- Directed by: Alejandro Maci
- Written by: Alejandro Maci Esther Feldman
- Produced by: Juan Vera Juan Pablo Galli Christian Faillace
- Starring: Guillermo Francella Luisana Lopilato
- Music by: Nicolás Sorín
- Release date: September 7, 2017;
- Running time: 101 minutes
- Box office: $1,764,833

= Los que aman, odian =

Los que aman, odian is an Argentine thriller and police film of 2017 directed by Alejandro Maci and based on the novel by Bioy Casares and Silvina Ocampo. It stars Guillermo Francella and Luisana Lopilato in lead roles, and was filmed in Pinamar, Argentina.

== Plot ==
On a lonely beach, stands an old hotel lost in time. Enrique Hubermann (Guillermo Francella), a homeopathic doctor, travels fleeing from a love. By a chance of fate, in that distant place he meets Mary Fraga (Luisana Lopilato) the woman who he wants to forget, a beautiful young woman like a demon who manipulates men and causes dangerous passions. In the midst of a terrible storm that isolates them from the world, history repeats itself again. But on this occasion, the hatred of those who had loved too much awakens the worst of each.

== Cast ==
- Guillermo Francella as Dr.
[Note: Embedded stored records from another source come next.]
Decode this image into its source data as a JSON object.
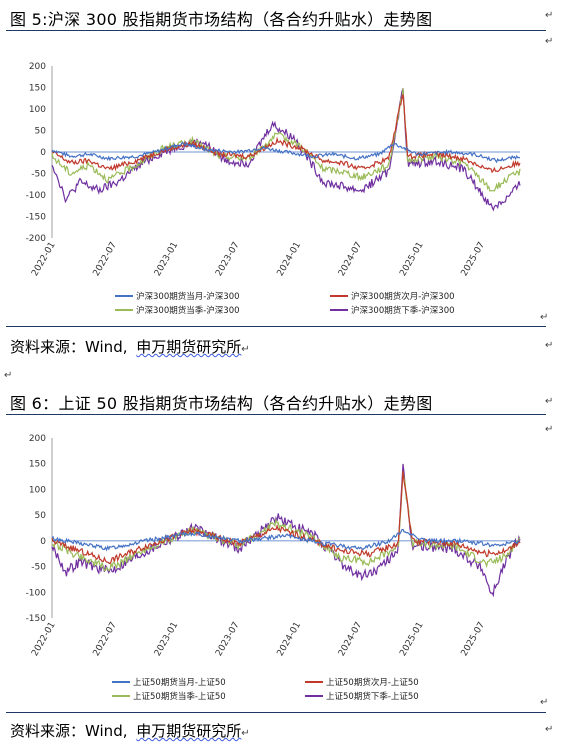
{
  "figure5": {
    "title": "图 5:沪深 300 股指期货市场结构（各合约升贴水）走势图",
    "source_label": "资料来源：",
    "source_vendor": "Wind,",
    "source_org": "申万期货研究所",
    "chart_data": {
      "type": "line",
      "y_ticks": [
        "200",
        "150",
        "100",
        "50",
        "0",
        "-50",
        "-100",
        "-150",
        "-200"
      ],
      "x_ticks": [
        "2022-01",
        "2022-07",
        "2023-01",
        "2023-07",
        "2024-01",
        "2024-07",
        "2025-01",
        "2025-07"
      ],
      "ylim": [
        -200,
        200
      ],
      "series": [
        {
          "name": "沪深300期货当月-沪深300",
          "color": "#4472c4"
        },
        {
          "name": "沪深300期货次月-沪深300",
          "color": "#c0392b"
        },
        {
          "name": "沪深300期货当季-沪深300",
          "color": "#9bbb59"
        },
        {
          "name": "沪深300期货下季-沪深300",
          "color": "#7030a0"
        }
      ]
    }
  },
  "figure6": {
    "title": "图 6：上证 50 股指期货市场结构（各合约升贴水）走势图",
    "source_label": "资料来源：",
    "source_vendor": "Wind,",
    "source_org": "申万期货研究所",
    "chart_data": {
      "type": "line",
      "y_ticks": [
        "200",
        "150",
        "100",
        "50",
        "0",
        "-50",
        "-100",
        "-150"
      ],
      "x_ticks": [
        "2022-01",
        "2022-07",
        "2023-01",
        "2023-07",
        "2024-01",
        "2024-07",
        "2025-01",
        "2025-07"
      ],
      "ylim": [
        -150,
        200
      ],
      "series": [
        {
          "name": "上证50期货当月-上证50",
          "color": "#4472c4"
        },
        {
          "name": "上证50期货次月-上证50",
          "color": "#c0392b"
        },
        {
          "name": "上证50期货当季-上证50",
          "color": "#9bbb59"
        },
        {
          "name": "上证50期货下季-上证50",
          "color": "#7030a0"
        }
      ]
    }
  }
}
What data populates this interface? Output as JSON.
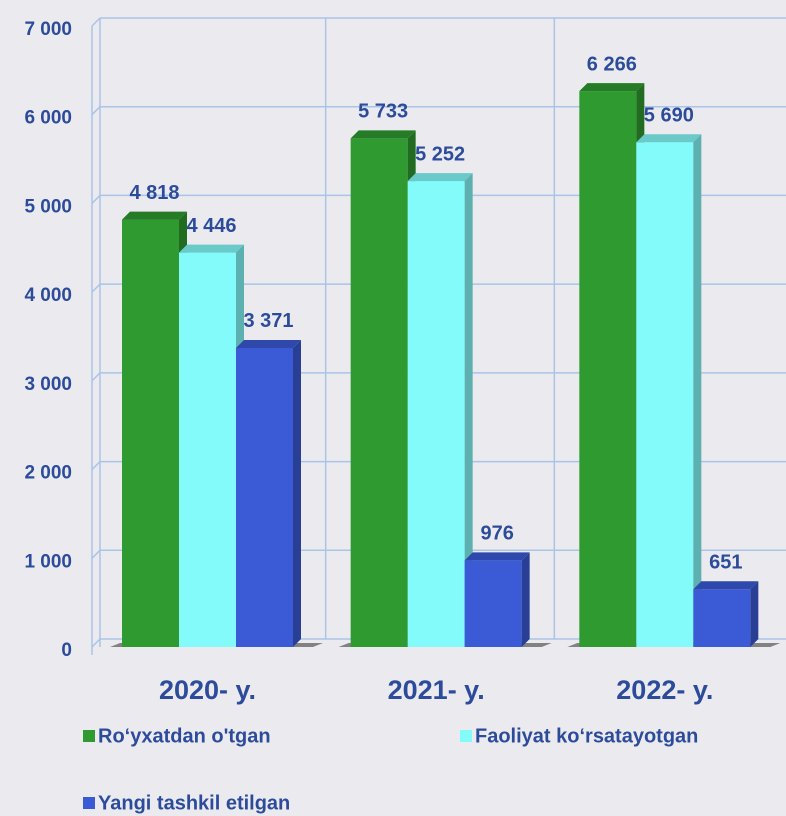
{
  "chart_data": {
    "type": "bar",
    "categories": [
      "2020- y.",
      "2021- y.",
      "2022- y."
    ],
    "series": [
      {
        "name": "Ro‘yxatdan o'tgan",
        "color": "#2f9a2f",
        "values": [
          4818,
          5733,
          6266
        ],
        "value_labels": [
          "4 818",
          "5 733",
          "6 266"
        ]
      },
      {
        "name": "Faoliyat ko‘rsatayotgan",
        "color": "#84fbfb",
        "values": [
          4446,
          5252,
          5690
        ],
        "value_labels": [
          "4 446",
          "5 252",
          "5 690"
        ]
      },
      {
        "name": "Yangi tashkil etilgan",
        "color": "#3a5ad6",
        "values": [
          3371,
          976,
          651
        ],
        "value_labels": [
          "3 371",
          "976",
          "651"
        ]
      }
    ],
    "ylim": [
      0,
      7000
    ],
    "yticks": [
      0,
      {
        "value": 1000,
        "label": "1 000"
      },
      {
        "value": 2000,
        "label": "2 000"
      },
      {
        "value": 3000,
        "label": "3 000"
      },
      {
        "value": 4000,
        "label": "4 000"
      },
      {
        "value": 5000,
        "label": "5 000"
      },
      {
        "value": 6000,
        "label": "6 000"
      },
      {
        "value": 7000,
        "label": "7 000"
      }
    ],
    "grid": true
  }
}
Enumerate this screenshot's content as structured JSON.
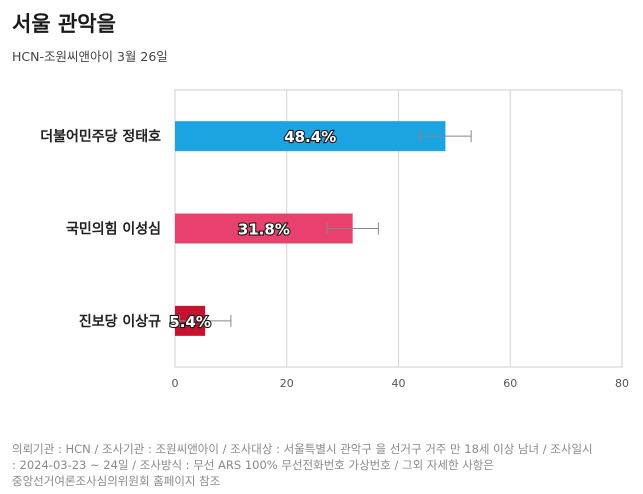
{
  "header": {
    "title": "서울 관악을",
    "subtitle": "HCN-조원씨앤아이 3월 26일"
  },
  "chart_data": {
    "type": "bar",
    "orientation": "horizontal",
    "categories": [
      "더불어민주당 정태호",
      "국민의힘 이성심",
      "진보당 이상규"
    ],
    "values": [
      48.4,
      31.8,
      5.4
    ],
    "value_labels": [
      "48.4%",
      "31.8%",
      "5.4%"
    ],
    "error_margin": [
      4.6,
      4.6,
      4.6
    ],
    "colors": [
      "#1ba3e2",
      "#e8416e",
      "#c4122f"
    ],
    "xlim": [
      0,
      80
    ],
    "xticks": [
      0,
      20,
      40,
      60,
      80
    ],
    "grid": true
  },
  "footnote": {
    "line1": "의뢰기관 : HCN / 조사기관 : 조원씨앤아이 / 조사대상 : 서울특별시 관악구 을 선거구 거주 만 18세 이상 남녀 / 조사일시",
    "line2": ": 2024-03-23 ~ 24일 / 조사방식 : 무선 ARS 100% 무선전화번호 가상번호 / 그외 자세한 사항은",
    "line3": "중앙선거여론조사심의위원회 홈페이지 참조"
  }
}
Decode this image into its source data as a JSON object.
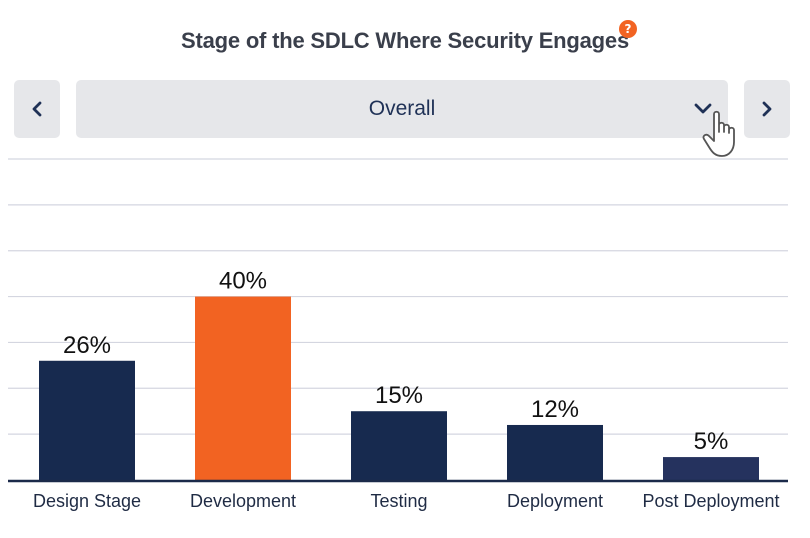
{
  "header": {
    "title": "Stage of the SDLC Where Security Engages",
    "help_icon": "question-mark-icon",
    "help_symbol": "?"
  },
  "selector": {
    "prev_icon": "chevron-left-icon",
    "next_icon": "chevron-right-icon",
    "value": "Overall",
    "dropdown_icon": "chevron-down-icon"
  },
  "colors": {
    "navy": "#172a4f",
    "orange": "#f26322",
    "post_deployment": "#25325e",
    "grid": "#d4d6e0",
    "axis": "#1b2a4a"
  },
  "chart_data": {
    "type": "bar",
    "title": "Stage of the SDLC Where Security Engages",
    "categories": [
      "Design Stage",
      "Development",
      "Testing",
      "Deployment",
      "Post Deployment"
    ],
    "values": [
      26,
      40,
      15,
      12,
      5
    ],
    "value_labels": [
      "26%",
      "40%",
      "15%",
      "12%",
      "5%"
    ],
    "highlight_index": 1,
    "ylim": [
      0,
      70
    ],
    "grid": true,
    "legend": "none",
    "xlabel": "",
    "ylabel": ""
  }
}
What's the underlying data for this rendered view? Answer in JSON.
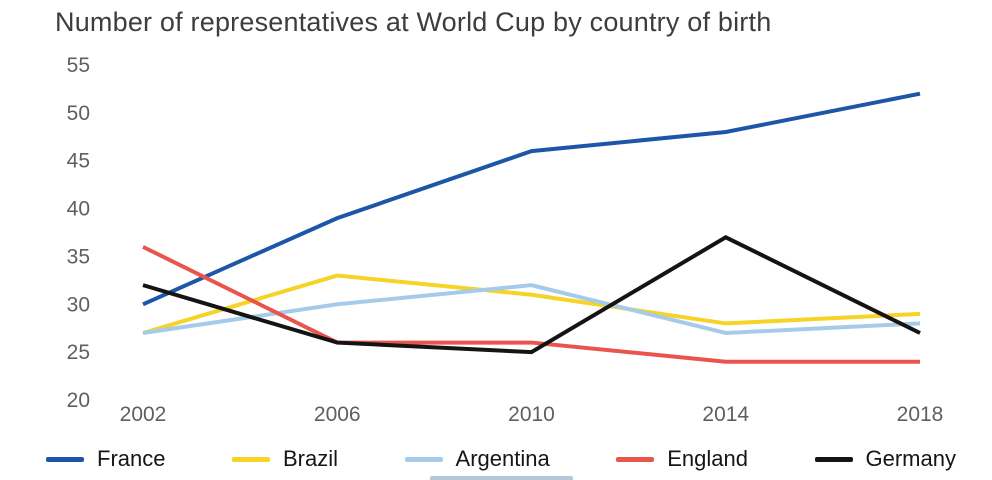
{
  "chart_data": {
    "type": "line",
    "title": "Number of representatives at World Cup by country of birth",
    "categories": [
      "2002",
      "2006",
      "2010",
      "2014",
      "2018"
    ],
    "series": [
      {
        "name": "France",
        "color": "#1d56a6",
        "values": [
          30,
          39,
          46,
          48,
          52
        ]
      },
      {
        "name": "Brazil",
        "color": "#f5d327",
        "values": [
          27,
          33,
          31,
          28,
          29
        ]
      },
      {
        "name": "Argentina",
        "color": "#a6cbea",
        "values": [
          27,
          30,
          32,
          27,
          28
        ]
      },
      {
        "name": "England",
        "color": "#e9544d",
        "values": [
          36,
          26,
          26,
          24,
          24
        ]
      },
      {
        "name": "Germany",
        "color": "#141414",
        "values": [
          32,
          26,
          25,
          37,
          27
        ]
      }
    ],
    "yticks": [
      20,
      25,
      30,
      35,
      40,
      45,
      50,
      55
    ],
    "ylim": [
      20,
      55
    ],
    "xlabel": "",
    "ylabel": "",
    "grid": false,
    "legend_position": "bottom"
  }
}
Enrique Hubermann
- Luisana Lopilato as Mary Fraga
- Justina Bustos as Emilia Fraga
- Juan Minujín as Atuel
- Marilú Marini as Andrea, the hotel owner
- Carlos Portaluppi as Commissar
- Mario Alarcón
- Gonzalo Urtizberea

== Release ==
The film premiered in Argentine cinemas with approximately 240 screens according to the distributor Buena Vista. In addition, some of the copies will have Spanish subtitles, a new trend in the industry to facilitate access to films for people with hearing problems.